俺の頭の中に、言いしれない不安が少しずつ積もっていく。一つ一つは雪の結晶のように小さなそれが、何かまずいのではないかと、冷たい予感をもって降り積もっていくのだ。
現状、夢子には明確におかしいところが一つある。というのも、サキュバスというものは普通なら人間と同じように、ちゃんとパンツを穿いているものなのだ。だから何だという話だけれど、サキュバスだって暗くなれば人の家の電気でもつけるし、妙な告白の仕方をする文化なんかないし、初対面からいきなり忠犬みたいな態度を取ってくることも珍しいはず。

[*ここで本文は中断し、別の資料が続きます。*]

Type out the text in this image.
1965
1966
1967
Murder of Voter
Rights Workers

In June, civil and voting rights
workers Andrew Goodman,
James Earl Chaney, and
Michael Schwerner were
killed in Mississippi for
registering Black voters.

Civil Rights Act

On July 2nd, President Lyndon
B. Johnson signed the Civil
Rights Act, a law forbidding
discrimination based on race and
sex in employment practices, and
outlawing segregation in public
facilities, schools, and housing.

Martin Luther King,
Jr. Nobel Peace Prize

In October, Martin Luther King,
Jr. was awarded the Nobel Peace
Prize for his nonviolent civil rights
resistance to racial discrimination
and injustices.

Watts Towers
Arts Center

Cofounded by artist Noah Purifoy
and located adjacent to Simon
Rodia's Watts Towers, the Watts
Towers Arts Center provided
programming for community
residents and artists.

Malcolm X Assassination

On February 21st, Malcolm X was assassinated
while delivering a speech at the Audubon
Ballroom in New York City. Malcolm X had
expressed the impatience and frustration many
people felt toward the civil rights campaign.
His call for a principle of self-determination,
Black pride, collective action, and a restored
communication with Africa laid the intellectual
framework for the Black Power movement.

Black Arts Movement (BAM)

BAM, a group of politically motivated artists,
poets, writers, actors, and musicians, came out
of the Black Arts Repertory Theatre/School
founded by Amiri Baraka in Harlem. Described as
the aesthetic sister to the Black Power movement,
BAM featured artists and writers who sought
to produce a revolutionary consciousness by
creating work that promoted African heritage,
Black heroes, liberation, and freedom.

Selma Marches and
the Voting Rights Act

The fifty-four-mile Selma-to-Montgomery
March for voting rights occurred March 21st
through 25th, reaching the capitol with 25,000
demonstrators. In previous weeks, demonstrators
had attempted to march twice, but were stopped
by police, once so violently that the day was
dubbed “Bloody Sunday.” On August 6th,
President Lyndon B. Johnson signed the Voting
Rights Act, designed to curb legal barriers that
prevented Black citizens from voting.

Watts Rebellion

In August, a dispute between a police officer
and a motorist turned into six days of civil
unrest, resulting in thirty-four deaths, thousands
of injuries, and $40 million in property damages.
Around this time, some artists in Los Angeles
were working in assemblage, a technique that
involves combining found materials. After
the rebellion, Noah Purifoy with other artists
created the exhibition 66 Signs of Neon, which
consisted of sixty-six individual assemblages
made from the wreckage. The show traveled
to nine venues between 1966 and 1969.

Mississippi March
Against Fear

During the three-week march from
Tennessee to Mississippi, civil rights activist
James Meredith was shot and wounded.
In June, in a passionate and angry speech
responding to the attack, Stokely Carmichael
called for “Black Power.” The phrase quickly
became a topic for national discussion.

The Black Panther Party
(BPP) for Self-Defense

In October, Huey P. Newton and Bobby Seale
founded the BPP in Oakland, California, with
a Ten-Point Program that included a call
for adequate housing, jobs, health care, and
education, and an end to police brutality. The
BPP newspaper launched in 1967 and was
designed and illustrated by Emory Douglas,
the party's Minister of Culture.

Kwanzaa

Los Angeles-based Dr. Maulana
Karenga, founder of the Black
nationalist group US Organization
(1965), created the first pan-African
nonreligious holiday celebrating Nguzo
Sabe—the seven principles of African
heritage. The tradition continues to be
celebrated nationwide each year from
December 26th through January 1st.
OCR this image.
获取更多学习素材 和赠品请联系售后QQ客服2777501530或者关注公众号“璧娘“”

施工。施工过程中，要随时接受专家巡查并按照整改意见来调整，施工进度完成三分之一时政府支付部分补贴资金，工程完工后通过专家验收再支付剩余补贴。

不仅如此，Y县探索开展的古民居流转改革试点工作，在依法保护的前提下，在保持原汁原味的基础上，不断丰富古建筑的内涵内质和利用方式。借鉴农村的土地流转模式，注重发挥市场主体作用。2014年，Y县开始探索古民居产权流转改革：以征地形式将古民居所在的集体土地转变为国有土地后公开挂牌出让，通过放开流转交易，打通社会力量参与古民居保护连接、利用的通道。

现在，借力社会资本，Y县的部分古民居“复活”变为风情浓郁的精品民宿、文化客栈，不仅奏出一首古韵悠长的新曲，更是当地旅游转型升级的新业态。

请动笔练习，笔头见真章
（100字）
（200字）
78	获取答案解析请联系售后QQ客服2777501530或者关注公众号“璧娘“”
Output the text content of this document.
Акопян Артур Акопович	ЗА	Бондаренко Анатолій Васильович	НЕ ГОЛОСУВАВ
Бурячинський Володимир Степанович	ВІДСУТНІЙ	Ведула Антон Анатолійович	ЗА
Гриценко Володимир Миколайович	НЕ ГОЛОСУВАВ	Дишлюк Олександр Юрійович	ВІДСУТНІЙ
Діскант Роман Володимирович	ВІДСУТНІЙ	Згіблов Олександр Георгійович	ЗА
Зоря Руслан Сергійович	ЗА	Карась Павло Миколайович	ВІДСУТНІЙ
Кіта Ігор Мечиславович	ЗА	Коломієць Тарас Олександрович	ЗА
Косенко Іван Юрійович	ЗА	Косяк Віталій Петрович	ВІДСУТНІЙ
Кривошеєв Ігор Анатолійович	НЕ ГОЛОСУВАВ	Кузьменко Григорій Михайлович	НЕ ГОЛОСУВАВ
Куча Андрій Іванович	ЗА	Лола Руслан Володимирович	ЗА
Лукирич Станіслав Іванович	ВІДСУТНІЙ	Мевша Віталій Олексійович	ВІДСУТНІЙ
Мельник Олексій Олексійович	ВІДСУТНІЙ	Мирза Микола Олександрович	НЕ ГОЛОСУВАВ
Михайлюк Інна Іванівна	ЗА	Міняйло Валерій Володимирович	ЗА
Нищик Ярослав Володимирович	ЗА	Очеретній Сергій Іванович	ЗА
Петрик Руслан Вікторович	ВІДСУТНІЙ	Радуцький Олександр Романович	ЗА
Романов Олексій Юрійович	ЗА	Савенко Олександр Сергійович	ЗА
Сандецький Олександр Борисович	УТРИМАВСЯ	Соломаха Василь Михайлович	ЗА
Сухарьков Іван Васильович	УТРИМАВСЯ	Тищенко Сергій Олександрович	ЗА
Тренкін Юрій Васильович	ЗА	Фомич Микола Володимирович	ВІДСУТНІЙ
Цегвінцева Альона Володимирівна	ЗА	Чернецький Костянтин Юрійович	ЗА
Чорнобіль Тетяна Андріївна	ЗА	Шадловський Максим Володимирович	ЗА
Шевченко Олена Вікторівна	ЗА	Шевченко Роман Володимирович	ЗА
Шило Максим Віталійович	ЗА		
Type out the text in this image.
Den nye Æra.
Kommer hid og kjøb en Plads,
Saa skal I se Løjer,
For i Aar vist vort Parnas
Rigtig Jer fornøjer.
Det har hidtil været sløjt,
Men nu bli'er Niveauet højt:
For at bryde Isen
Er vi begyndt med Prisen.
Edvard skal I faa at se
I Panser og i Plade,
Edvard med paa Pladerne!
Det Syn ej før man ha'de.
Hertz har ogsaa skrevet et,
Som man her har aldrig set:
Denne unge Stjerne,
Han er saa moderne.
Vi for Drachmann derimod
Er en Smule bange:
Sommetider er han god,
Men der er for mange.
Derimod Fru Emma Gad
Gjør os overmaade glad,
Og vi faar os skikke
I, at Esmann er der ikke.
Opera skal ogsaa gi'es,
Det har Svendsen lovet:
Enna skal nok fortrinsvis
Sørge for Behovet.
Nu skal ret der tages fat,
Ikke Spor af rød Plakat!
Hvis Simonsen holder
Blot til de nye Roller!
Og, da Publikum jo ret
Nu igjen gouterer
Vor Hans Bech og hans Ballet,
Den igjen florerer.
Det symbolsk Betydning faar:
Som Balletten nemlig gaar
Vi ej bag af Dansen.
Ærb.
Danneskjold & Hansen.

種族に関係なく、この夢子というサキュバスは、何か妙な気がする……。それが何であるのか分からないまま、彼女との暮らしを始めてもいいものだろうか……?
「あの、それで、ユウジさん」
「なに?」
気が付くと、比喩的に言えばピンク色の視線が、俺の下半身の方へと向かっていた。
「そろそろその、欲しいな……なんて」
「よしっ」
俺は全ての不安を雑に払いのけて、性欲に従うことを決めた。愛は世界を救うと信じて!
そして、愛という名の弱みにつけ入るのは、これで二度目だった。